On January 29th, 1886 Karl Benz filed the patent for what is arguably the first automobile. It came to be referred to as the Motorwagen. It had three wheels, and a tiller for steering, but it was powered by a gasoline engine. Like many brilliant inventors, Benz was not a particularly good business man, and a somewhat unstable character. Most of his early ventures were failures. However, he married well and was able to engineer (pun intended) a few bailouts and find the means to launch new ventures. In fact, his wife Bertha Benz may have been the key to the successful launch of the Benz automobile as she is credited with being the first person to drive an automobile between two cities (65 miles). This created a great deal of publicity and made the automobile practical in the eyes of the public.
The vehicle itself looks frail and unwieldy by modern standards, and bears more than a passing resemblance to a carriage that is missing its’ team of horses. On closer inspection though, you uncover a number of good ideas that have survived to this day. A tubular frame, rack and pinion steering, the gasoline engine, water-cooling, a rear-mounted engine, leaf spring suspension, bevel gears. And it was fast. On one of the early tests, Benz himself wrote “I may well have reached a speed of 16 kilometers per hour with the car.” Doesn’t sound so fast 125 years later, but the average speed of a walking horse, which was the normal speed of transportation on roads, was and is 6kph. This is also the same speed today of LA traffic, so don’t be surprised to be passed in your new Lambo by a Motorwagen.
Benz subsequently went on to create cars with 4 wheels and then in 1895 the first truck. In 1897, Benz developed the famous “contra” engine. So named because it was a flat horizontally opposed (boxer) engine. The pistons both got to top dead center at the same time producing “contrary” forces that were therefore balanced and smooth. This motor was produced for racing, which was the principal form of advertising at the time, and doubled typical power at the time from around 5hp to around 10hp. Benz cars enjoyed good success with this motor and in 1900 a four cylinder boxer motor producing around 20 hp won the International circuit race in Frankfurt at an average speed of 47.5 kph !! Despite the great success, Benz moved away from the boxer in 1903 in favor of inline engines. However, the boxer configuration obviously went on to fame later on (BMW, Porsche, Subaru) and is in use even today. In 1923 Benz developed the first mid-engined grand prix car with an iconic teardrop shape that was imitated for decades. It was called the Benz Tropfenwagen. This almost certainly represented some of the first advanced thinking about aerodynamics as well.

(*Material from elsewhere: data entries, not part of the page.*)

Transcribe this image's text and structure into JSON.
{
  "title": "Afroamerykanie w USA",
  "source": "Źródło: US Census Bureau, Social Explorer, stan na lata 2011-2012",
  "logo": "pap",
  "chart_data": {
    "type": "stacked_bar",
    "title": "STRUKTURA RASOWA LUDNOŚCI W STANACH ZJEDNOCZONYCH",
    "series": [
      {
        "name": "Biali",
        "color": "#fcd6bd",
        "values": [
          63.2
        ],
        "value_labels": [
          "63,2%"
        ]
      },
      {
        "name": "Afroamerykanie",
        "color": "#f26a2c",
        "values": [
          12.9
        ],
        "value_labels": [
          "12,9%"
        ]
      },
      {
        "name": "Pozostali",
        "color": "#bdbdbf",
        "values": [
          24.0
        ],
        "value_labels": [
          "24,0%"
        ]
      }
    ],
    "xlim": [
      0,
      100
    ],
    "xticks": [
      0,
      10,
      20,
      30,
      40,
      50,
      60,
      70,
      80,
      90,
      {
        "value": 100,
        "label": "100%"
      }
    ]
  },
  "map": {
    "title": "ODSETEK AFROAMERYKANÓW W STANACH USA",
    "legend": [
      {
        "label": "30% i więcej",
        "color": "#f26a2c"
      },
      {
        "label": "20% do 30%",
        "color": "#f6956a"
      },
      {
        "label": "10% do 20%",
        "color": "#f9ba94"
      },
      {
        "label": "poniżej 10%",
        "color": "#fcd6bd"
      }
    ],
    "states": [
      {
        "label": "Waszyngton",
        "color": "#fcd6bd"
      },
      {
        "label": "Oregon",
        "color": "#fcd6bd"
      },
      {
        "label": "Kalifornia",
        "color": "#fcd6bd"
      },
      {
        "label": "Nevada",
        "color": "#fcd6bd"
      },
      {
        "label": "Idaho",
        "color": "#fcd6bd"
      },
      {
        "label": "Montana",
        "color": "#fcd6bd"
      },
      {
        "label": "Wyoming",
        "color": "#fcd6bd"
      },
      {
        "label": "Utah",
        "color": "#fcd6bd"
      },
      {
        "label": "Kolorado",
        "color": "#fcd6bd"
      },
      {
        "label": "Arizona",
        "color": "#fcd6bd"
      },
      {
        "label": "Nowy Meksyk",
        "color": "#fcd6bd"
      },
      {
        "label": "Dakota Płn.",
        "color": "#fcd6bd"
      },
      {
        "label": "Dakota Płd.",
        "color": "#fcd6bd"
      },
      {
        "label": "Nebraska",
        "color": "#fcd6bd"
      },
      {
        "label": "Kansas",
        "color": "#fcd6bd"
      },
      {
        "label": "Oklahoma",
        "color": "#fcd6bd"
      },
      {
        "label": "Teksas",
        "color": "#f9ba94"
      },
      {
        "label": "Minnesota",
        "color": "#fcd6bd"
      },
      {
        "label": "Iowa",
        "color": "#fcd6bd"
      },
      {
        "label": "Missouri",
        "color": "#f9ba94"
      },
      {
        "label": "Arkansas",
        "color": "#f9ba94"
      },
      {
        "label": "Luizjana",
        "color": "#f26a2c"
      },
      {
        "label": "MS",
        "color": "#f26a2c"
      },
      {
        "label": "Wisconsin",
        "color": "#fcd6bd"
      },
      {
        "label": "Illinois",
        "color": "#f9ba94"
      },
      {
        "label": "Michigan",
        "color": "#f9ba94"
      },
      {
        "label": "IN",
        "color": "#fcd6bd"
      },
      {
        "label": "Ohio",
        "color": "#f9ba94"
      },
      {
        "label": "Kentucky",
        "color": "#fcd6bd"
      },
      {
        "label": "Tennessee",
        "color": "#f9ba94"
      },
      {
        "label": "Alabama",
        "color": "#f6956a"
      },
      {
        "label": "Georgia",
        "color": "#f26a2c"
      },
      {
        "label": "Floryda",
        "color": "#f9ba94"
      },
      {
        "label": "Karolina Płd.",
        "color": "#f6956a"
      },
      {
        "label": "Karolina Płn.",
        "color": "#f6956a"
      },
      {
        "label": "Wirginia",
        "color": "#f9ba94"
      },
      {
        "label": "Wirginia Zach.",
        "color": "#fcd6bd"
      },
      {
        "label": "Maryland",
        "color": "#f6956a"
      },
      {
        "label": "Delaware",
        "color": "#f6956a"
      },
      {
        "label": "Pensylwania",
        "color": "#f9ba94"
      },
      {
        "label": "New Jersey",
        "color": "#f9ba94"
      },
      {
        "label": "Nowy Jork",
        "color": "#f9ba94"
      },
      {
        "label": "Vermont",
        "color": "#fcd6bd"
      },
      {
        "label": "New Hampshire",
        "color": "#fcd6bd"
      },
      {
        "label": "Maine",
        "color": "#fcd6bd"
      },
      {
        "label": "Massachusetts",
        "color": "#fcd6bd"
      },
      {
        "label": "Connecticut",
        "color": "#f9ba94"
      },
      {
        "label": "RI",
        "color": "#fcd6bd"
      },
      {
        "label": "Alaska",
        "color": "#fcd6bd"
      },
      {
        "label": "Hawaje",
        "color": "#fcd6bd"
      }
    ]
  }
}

In 1926, Benz merged with Daimler (headed by Gottlieb Daimler who was himself another early pioneer), and began to produce vehicles under the Mercedes Benz label. The impressive vehicles that have continuously flowed from the company are such that it has managed to not only survive for more than 100 years, but to remain one of the premier producers of automobiles for that entire period. I can’t think of another manufacturer of anything that can say the same.